Category: Physical Access Issues and Concerns
Draft
Summary
Weaknesses in this category are related to concerns of physical access.
Membership
| ID | Name | Description |
|---|---|---|
| CWE-1247 | Improper Protection Against Voltage and Clock Glitches | This vulnerability occurs when a hardware device lacks proper physical safeguards against deliberate electrical manipulation. Without dedicated protection circuits or sensors, attackers can use voltage spikes or irregular clock signals to bypass security features, potentially exposing sensitive data or taking control of the system. |
| CWE-1248 | Semiconductor Defects in Hardware Logic with Security-Sensitive Implications | A security-critical hardware component contains physical flaws in its semiconductor material, which can cause it to malfunction and undermine its security features. |
| CWE-1255 | Comparison Logic is Vulnerable to Power Side-Channel Attacks | This vulnerability occurs when a device's power consumption is monitored during security checks, allowing attackers to deduce secret reference values by analyzing subtle differences in energy usage during comparison operations. |
| CWE-1261 | Improper Handling of Single Event Upsets | This vulnerability occurs when hardware logic fails to properly manage single-event upsets (SEUs), which are temporary bit flips caused by environmental factors. |
| CWE-1278 | Missing Protection Against Hardware Reverse Engineering Using Integrated Circuit (IC) Imaging Techniques | This vulnerability occurs when hardware lacks safeguards against physical inspection, allowing attackers to extract sensitive data by capturing and analyzing high-resolution images of the integrated circuit's internal structure. |
| CWE-1300 | Improper Protection of Physical Side Channels | This vulnerability occurs when a hardware device lacks adequate safeguards against physical side-channel attacks.

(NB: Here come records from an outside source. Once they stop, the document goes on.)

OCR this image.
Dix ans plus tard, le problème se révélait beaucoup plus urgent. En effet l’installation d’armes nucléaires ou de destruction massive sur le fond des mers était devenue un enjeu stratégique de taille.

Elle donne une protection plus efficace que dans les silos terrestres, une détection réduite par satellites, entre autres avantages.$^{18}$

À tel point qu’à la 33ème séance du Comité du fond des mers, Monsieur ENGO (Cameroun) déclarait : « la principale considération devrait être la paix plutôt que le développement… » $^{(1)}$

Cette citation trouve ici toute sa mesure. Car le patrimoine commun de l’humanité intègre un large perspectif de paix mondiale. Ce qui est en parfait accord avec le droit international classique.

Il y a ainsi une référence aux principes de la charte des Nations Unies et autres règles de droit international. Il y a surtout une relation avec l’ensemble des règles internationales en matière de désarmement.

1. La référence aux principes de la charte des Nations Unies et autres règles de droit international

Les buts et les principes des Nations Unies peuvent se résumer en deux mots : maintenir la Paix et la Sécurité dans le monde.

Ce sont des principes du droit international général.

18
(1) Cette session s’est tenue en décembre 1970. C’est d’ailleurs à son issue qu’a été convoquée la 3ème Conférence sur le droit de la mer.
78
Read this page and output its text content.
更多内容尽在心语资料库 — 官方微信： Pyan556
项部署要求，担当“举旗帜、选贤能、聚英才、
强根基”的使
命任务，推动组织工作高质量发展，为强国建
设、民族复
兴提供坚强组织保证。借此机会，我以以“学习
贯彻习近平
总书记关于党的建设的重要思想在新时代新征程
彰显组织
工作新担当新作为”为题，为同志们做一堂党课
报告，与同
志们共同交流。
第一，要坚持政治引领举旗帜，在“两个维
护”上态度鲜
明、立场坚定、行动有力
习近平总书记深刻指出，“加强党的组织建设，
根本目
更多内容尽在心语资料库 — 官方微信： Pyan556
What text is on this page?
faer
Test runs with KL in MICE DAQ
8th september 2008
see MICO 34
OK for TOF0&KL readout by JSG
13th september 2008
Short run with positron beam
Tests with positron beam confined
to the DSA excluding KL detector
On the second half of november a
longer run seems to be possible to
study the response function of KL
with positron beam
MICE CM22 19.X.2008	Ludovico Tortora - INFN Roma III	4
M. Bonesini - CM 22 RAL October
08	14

Attackers can exploit measurable patterns in power usage, electromagnetic radiation, or even sound emissions to uncover sensitive information like encryption keys. |
| CWE-1319 | Improper Protection against Electromagnetic Fault Injection (EM-FI) | This vulnerability occurs when a hardware device lacks sufficient shielding against electromagnetic interference, allowing attackers to disrupt its internal operations. By inducing targeted electromagnetic pulses, an attacker can force the device to malfunction, potentially bypassing security checks or leaking sensitive data. |
| CWE-1332 | Improper Handling of Faults that Lead to Instruction Skips | This vulnerability occurs when a hardware device lacks or incorrectly implements the necessary circuitry or sensors to detect and respond to the skipping of critical security instructions during CPU execution. |
| CWE-1351 | Improper Handling of Hardware Behavior in Exceptionally Cold Environments | This weakness occurs when a hardware device or its firmware lacks proper safeguards to maintain security functions when operated in extremely cold temperatures. Designers may fail to anticipate how critical components, like memory or security primitives, behave outside their standard operating range, creating exploitable gaps. |
| CWE-1384 | Improper Handling of Physical or Environmental Conditions | This weakness occurs when a hardware device fails to manage unexpected physical or environmental situations, whether they happen naturally or are deliberately caused by an attacker. These conditions can force the hardware into an insecure state. |
| CWE-1194 | Hardware Design | This view organizes weaknesses around concepts that are frequently used or encountered in hardware design. Accordingly, this view can align closely with the perspectives of designers, manufacturers, educators, and assessment vendors. It provides a variety of categories that are intended to simplify navigation, browsing, and mapping. |
Vulnerability Mapping Notes
Usage: Prohibited
Reasons: Category
Rationale:
This entry is a Category. Using categories for mapping has been discouraged since 2019. Categories are informal organizational groupings of weaknesses that can help CWE users with data aggregation, navigation, and browsing. However, they are not weaknesses in themselves.
Comment:
See member weaknesses of this category.